Em que pese a urgência, as medidas de adaptação à mudança climática não encontram prioridade correspondente na destinação de recursos em âmbito nacional e internacional.
No ano de 2023, os bancos multilaterais de desenvolvimento (BMDs) financiaram US$ 125 bilhões para ações climáticas, dos quais apenas 33% foram direcionados para medidas de adaptação.
No Brasil, as restrições impostas pelo regime fiscal, de um lado, e a falta de prioridade na destinação de emendas parlamentares, por outro, ampliam a vulnerabilidade do país aos fenômenos climáticos.
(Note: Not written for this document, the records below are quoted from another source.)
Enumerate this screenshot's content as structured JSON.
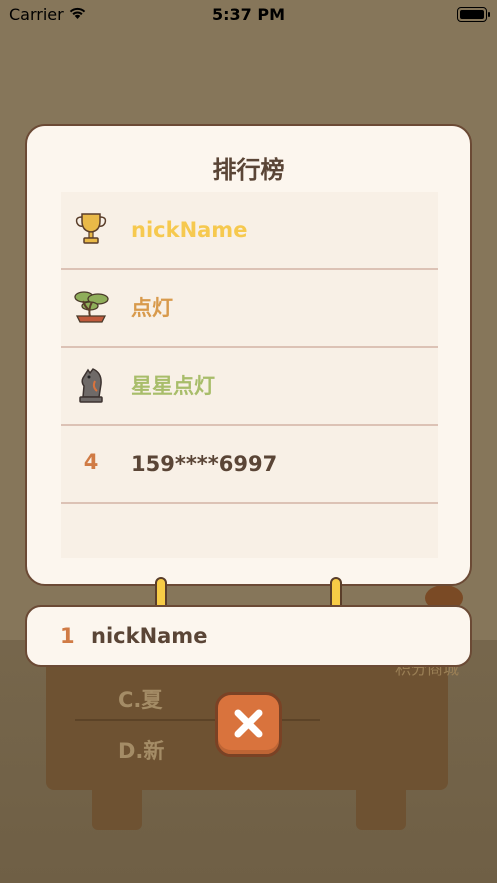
{
  "status_bar": {
    "carrier": "Carrier",
    "time": "5:37 PM"
  },
  "background": {
    "options": [
      "C.夏",
      "D.新"
    ],
    "faint_text": "积分商城"
  },
  "leaderboard": {
    "title": "排行榜",
    "entries": [
      {
        "rank": "1",
        "badge": "trophy",
        "name": "nickName",
        "color": "#f6c94f"
      },
      {
        "rank": "2",
        "badge": "bonsai",
        "name": "点灯",
        "color": "#d89a4c"
      },
      {
        "rank": "3",
        "badge": "chess-knight",
        "name": "星星点灯",
        "color": "#a8bd6a"
      },
      {
        "rank": "4",
        "badge": "",
        "name": "159****6997",
        "color": "#5a4536"
      }
    ]
  },
  "my_rank": {
    "rank": "1",
    "name": "nickName"
  },
  "close_button": {
    "icon": "close-icon",
    "color": "#d9733d"
  }
}
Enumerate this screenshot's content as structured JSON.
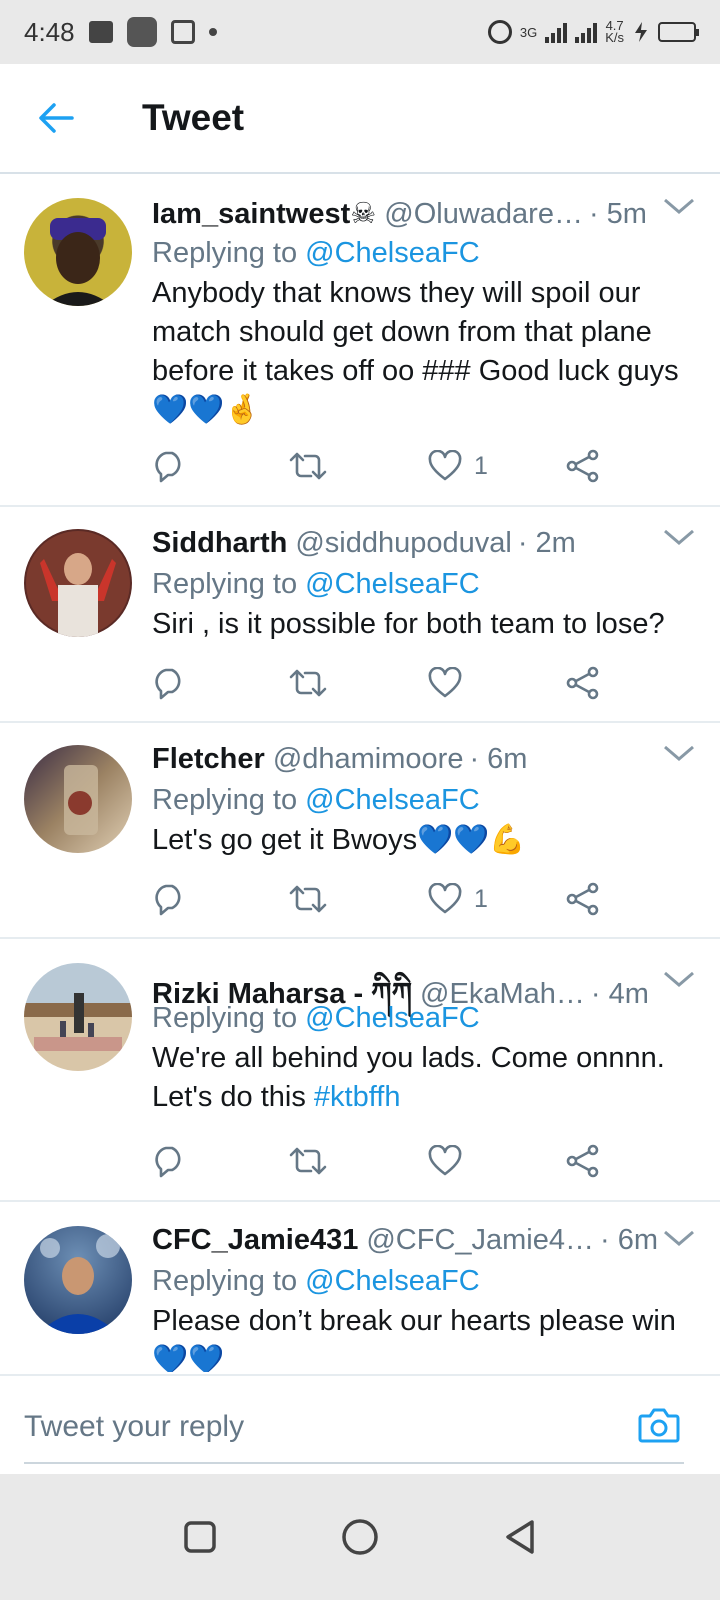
{
  "status_bar": {
    "time": "4:48",
    "network": "3G",
    "speed_value": "4.7",
    "speed_unit": "K/s"
  },
  "header": {
    "title": "Tweet",
    "back_icon": "arrow-left-icon"
  },
  "colors": {
    "accent": "#1da1f2",
    "link": "#1b95e0",
    "secondary_text": "#657786",
    "primary_text": "#14171a",
    "divider": "#e6ecf0"
  },
  "tweets": [
    {
      "name": "Iam_saintwest☠",
      "handle": "@Oluwadare…",
      "time": "· 5m",
      "replying_prefix": "Replying to",
      "replying_to": "@ChelseaFC",
      "text": "Anybody that knows they will spoil our match should get down from that plane before it takes off oo ### Good luck guys 💙💙🤞",
      "like_count": "1"
    },
    {
      "name": "Siddharth",
      "handle": "@siddhupoduval",
      "time": "· 2m",
      "replying_prefix": "Replying to",
      "replying_to": "@ChelseaFC",
      "text": "Siri , is it possible for both team to lose?",
      "like_count": ""
    },
    {
      "name": "Fletcher",
      "handle": "@dhamimoore",
      "time": "· 6m",
      "replying_prefix": "Replying to",
      "replying_to": "@ChelseaFC",
      "text": "Let's go get it Bwoys💙💙💪",
      "like_count": "1"
    },
    {
      "name": "Rizki Maharsa - ཀིཀི",
      "handle": "@EkaMah…",
      "time": "· 4m",
      "replying_prefix": "Replying to",
      "replying_to": "@ChelseaFC",
      "text_prefix": "We're all behind you lads. Come onnnn. Let's do this ",
      "hashtag": "#ktbffh",
      "like_count": ""
    },
    {
      "name": "CFC_Jamie431",
      "handle": "@CFC_Jamie4…",
      "time": "· 6m",
      "replying_prefix": "Replying to",
      "replying_to": "@ChelseaFC",
      "text": "Please don’t break our hearts please win 💙💙",
      "like_count": ""
    }
  ],
  "composer": {
    "placeholder": "Tweet your reply",
    "camera_icon": "camera-icon"
  },
  "nav_bar": {
    "items": [
      "recents-square-icon",
      "home-circle-icon",
      "back-triangle-icon"
    ]
  }
}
Para o ano de 2025, há a expectativa que a consolidação da Estratégia Nacional de Adaptação do Plano Clima, sob responsabilidade do Ministério do Meio Ambiente e Mudança do Clima, possa contribuir para situar a política de adaptação entre as prioridades nacionais.
Este artigo expressa exclusivamente a posição do autor e não necessariamente da instituição para a qual trabalha ou está vinculado.
André Tokarski é pesquisador da área de Regulação e Governança do Instituto de Estudos Estratégicos de Petróleo, Gás Natural e Biocombustíveis (Ineep). Atua no Programa de Direito Constitucional Econômico da Unialfa, é coordenador do curso de Direito da Unialfa e coordenador do grupo de pesquisa em transformação ecológica e diversificação energética da Fundação Maurício Grabois.
Referência
[1] Estimativas Anuais de Gases de Efeito Estufa no Brasil (6ª Edição – 2022), Ministério da Ciência, Tecnologia e Inovação (MCTI).